Harvard and Draper's NanoLitz approach braids microscopic wires to reduce heat loss, improve efficiency, and sharpen filter response. (Source: Draper)

Harvard and Draper’s NanoLitz approach braids microscopic wires to reduce heat loss, improve efficiency, and sharpen filter response. (Source: Draper)

In parallel, Draper is developing a microfluidics-inspired approach for mechanically braiding the tiny wires that would be scalable to large numbers of wire at high throughput. Draper is also leading the efforts to model and design the Nanolitz wire to optimize electrical performance.

The improved signal performance could also enable devices to transmit up to five times more data per channel, receive much fainter signal levels, and overcome interference that disrupts GPS signals.

Contingency planning algorithm
Planning algorithms — which are widely used in logistics and control applications — can help schedule flights and bus routes, guide autonomous robots, and determine control policies for the power grid, among other things. Interestingly, in recent years, planning algorithms have begun to factor in uncertainty — variations in travel time, erratic communication between autonomous robots, imperfect sensor data, etc. That causes the scale of the planning problem to grow exponentially, but researchers researchers at MIT and the Australian National University (ANU) have found new ways to solve it efficiently.

The team has developed a planning algorithm that also generates contingency plans, should the initial plan prove too risky. It also identifies the conditions, such as sensor readings or delays incurred, that should trigger a switch to a particular contingency plan. And despite the extra labor imposed by generating contingency plans, the algorithm still provides mathematical guarantees that its plans’ risk of failure falls below some threshold, which the user sets.

The range of possible decisions that a planner faces can be represented as a data structure called a graph that consists of nodes, which are usually represented as circles, and edges, which are represented as line segments connecting the nodes. Network diagrams and flow charts are familiar examples of a graph.

In a planning system, each node of the graph represents a decision point, such as, “Should I take the bus or the subway?” A path through the graph can be evaluated according to the rewards it offers — you reach your destination safely — and the penalties it imposes — you’ll be five minutes late. The optimal plan is the one that maximizes reward.

Factoring in probabilities makes that type of reward calculation much more complex: The average bus trip might be 15 minutes, but there’s some chance that it will be 35; the average subway trip might be 18 minutes, but it’s almost never more than 24. In that context, for even a relatively simple planning task, canvassing contingency plans can be prohibitively time consuming.
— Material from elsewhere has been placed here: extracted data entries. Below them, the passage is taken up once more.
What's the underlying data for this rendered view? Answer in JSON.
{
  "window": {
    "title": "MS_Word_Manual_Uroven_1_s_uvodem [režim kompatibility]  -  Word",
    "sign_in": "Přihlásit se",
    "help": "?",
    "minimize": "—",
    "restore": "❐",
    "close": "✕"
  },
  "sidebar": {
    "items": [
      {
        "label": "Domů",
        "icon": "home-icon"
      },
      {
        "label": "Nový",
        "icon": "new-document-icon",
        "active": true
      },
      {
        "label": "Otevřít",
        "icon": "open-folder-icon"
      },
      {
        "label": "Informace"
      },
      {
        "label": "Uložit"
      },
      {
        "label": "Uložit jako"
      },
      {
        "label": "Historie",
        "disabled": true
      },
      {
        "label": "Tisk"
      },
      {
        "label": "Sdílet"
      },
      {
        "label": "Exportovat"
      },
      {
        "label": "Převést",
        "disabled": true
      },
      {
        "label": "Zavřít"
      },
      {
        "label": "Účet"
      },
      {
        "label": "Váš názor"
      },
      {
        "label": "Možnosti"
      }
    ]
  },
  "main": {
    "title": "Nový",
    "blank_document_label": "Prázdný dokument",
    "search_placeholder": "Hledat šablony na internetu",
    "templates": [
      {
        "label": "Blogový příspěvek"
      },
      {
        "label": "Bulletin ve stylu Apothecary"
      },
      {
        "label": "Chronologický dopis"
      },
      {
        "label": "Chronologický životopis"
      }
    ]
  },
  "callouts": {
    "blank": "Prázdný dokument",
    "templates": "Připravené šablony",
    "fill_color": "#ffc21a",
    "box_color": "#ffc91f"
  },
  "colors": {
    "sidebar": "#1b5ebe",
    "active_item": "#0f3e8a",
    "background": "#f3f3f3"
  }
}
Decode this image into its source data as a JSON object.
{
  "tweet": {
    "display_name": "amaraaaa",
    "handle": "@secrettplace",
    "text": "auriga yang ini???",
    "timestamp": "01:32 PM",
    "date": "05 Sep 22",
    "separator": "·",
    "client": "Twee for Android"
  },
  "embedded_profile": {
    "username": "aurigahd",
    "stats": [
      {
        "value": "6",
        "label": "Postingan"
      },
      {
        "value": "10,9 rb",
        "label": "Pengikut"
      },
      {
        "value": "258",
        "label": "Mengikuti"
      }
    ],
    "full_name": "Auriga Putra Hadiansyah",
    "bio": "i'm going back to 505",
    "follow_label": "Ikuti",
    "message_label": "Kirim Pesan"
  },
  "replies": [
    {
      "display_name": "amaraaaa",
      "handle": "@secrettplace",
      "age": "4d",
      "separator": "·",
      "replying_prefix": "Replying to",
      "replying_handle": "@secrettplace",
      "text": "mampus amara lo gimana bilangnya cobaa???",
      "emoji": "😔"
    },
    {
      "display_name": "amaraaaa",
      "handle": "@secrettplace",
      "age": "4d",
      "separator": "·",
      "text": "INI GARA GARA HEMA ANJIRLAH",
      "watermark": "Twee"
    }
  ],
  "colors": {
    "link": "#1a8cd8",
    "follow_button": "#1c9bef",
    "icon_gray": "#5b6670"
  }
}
To make the problem tractable, the MIT and ANU researchers borrowed a technique from some earlier work. Before the planner begins constructing the graph, it asks the user to set risk thresholds. A researcher trying to develop a data-gathering plan for a multimillion-dollar underwater robot, for example, might be satisfied with a 90 percent probability that the robot will take all the sensor readings it’s supposed to — but they might want a 99.9 percent probability that the robot won’t collide with a rock face at high speed.